Direct naar artikelinhoud

De valkuilen van de liefde vermeden

Het gaat snel. In een paar jaar tijd is Hannelore Bedert geëvolueerd van een jonge belofte tot een gevestigde waarde in de Nederlandstalige popmuziek. Ze heeft net een derde plaat uit, en het is meteen haar beste.
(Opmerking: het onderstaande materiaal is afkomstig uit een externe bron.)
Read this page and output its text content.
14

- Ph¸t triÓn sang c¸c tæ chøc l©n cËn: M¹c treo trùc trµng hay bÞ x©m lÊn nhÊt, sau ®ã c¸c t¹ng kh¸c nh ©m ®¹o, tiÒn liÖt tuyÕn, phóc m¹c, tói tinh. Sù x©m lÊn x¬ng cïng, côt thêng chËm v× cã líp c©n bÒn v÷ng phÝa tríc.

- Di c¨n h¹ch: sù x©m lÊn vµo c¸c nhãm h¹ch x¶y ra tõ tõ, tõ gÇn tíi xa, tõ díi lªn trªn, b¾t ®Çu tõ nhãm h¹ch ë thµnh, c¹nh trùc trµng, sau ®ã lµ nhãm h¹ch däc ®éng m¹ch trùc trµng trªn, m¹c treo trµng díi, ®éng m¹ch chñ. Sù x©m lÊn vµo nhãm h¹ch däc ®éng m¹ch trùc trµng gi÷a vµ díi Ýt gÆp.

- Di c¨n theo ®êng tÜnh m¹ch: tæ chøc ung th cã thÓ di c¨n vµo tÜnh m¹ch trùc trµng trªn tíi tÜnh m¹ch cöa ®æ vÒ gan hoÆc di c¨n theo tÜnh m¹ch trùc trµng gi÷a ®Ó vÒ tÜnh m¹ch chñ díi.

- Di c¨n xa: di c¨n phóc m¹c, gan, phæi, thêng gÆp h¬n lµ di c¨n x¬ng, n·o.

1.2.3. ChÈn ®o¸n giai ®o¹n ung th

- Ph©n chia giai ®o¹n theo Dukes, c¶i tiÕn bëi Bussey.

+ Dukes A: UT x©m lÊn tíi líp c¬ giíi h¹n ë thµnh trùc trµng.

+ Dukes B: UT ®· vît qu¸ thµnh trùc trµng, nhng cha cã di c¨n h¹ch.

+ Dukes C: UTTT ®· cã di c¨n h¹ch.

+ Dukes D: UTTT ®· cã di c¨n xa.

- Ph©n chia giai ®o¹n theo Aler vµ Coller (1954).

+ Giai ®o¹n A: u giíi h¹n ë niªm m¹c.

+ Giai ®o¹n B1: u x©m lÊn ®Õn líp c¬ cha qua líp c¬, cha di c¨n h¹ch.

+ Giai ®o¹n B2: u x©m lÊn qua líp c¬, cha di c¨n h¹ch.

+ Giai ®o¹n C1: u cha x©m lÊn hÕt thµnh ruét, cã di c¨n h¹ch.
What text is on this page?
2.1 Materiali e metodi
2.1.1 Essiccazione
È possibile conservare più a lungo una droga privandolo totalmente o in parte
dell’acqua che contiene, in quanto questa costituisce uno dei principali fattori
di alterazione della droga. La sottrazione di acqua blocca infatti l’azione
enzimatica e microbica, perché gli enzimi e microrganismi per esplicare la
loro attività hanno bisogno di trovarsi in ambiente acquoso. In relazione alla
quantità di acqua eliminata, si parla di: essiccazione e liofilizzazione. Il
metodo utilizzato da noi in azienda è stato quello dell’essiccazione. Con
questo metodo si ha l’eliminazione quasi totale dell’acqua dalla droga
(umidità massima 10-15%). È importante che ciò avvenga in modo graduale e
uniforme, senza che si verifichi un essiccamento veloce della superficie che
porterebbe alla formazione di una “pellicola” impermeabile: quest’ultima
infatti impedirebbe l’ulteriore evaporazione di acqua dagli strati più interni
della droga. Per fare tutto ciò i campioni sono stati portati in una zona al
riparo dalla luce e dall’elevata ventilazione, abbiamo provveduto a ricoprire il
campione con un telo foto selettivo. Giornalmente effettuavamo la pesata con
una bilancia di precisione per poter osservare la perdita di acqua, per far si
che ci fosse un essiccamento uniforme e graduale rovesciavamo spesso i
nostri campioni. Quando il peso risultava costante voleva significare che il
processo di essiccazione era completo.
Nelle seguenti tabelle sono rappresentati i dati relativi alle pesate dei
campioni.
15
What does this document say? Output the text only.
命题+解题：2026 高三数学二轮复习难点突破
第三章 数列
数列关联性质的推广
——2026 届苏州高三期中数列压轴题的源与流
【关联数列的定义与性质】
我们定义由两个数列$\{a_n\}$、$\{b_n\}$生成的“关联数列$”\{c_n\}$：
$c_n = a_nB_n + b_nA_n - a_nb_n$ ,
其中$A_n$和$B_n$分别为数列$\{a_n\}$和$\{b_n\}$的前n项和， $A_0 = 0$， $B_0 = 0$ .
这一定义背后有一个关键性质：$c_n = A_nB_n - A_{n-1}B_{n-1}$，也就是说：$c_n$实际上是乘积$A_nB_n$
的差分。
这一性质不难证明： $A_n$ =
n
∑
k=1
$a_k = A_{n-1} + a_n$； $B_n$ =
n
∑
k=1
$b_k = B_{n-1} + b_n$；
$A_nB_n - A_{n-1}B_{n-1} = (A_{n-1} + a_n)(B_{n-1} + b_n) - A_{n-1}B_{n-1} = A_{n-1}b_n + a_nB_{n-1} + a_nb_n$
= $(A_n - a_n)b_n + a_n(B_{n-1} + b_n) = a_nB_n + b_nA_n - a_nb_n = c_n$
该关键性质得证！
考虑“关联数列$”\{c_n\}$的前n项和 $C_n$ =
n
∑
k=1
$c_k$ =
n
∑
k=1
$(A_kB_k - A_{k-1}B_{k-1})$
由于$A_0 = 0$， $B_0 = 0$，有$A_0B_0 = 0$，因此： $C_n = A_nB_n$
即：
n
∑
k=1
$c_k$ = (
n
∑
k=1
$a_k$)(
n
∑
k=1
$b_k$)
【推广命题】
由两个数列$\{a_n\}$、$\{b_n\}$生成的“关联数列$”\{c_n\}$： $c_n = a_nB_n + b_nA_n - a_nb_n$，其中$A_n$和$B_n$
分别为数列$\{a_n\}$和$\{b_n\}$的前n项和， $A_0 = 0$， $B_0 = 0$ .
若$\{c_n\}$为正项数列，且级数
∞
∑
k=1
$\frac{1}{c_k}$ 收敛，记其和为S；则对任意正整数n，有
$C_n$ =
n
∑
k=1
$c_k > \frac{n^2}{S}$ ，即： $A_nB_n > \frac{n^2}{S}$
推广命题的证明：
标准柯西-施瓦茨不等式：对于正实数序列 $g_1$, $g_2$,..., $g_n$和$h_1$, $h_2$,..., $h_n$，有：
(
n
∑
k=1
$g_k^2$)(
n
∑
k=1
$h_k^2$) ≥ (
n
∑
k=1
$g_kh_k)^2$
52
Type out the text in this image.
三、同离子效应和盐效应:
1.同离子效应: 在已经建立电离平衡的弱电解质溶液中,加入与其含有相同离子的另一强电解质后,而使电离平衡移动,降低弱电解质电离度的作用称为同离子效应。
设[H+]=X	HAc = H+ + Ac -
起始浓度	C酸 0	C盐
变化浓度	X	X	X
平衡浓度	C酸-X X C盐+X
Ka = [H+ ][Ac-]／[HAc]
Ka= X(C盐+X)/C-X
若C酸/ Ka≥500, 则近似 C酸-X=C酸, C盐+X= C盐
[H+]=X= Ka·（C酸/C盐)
Toegegeven: de verleiding was groot om een grapje te maken over de hoes, waarbij Bedert met strakke blik in de camera kijkt, vergezeld door haar naam en de titel Iets dat niet komt. Maar het lachen vergaat je snel als je het titelnummer beluistert, want daarin dissecteert de zangeres zo minutieus een uitgewoonde relatie dat je er zelfs onder dwang niet onbewogen bij kunt blijven. "We lopen naast elkaar omdat alleen nog maar alleen is. We begrijpen elke stilte want die is normaal. We praten niet, dat doen we al jaren niet meer."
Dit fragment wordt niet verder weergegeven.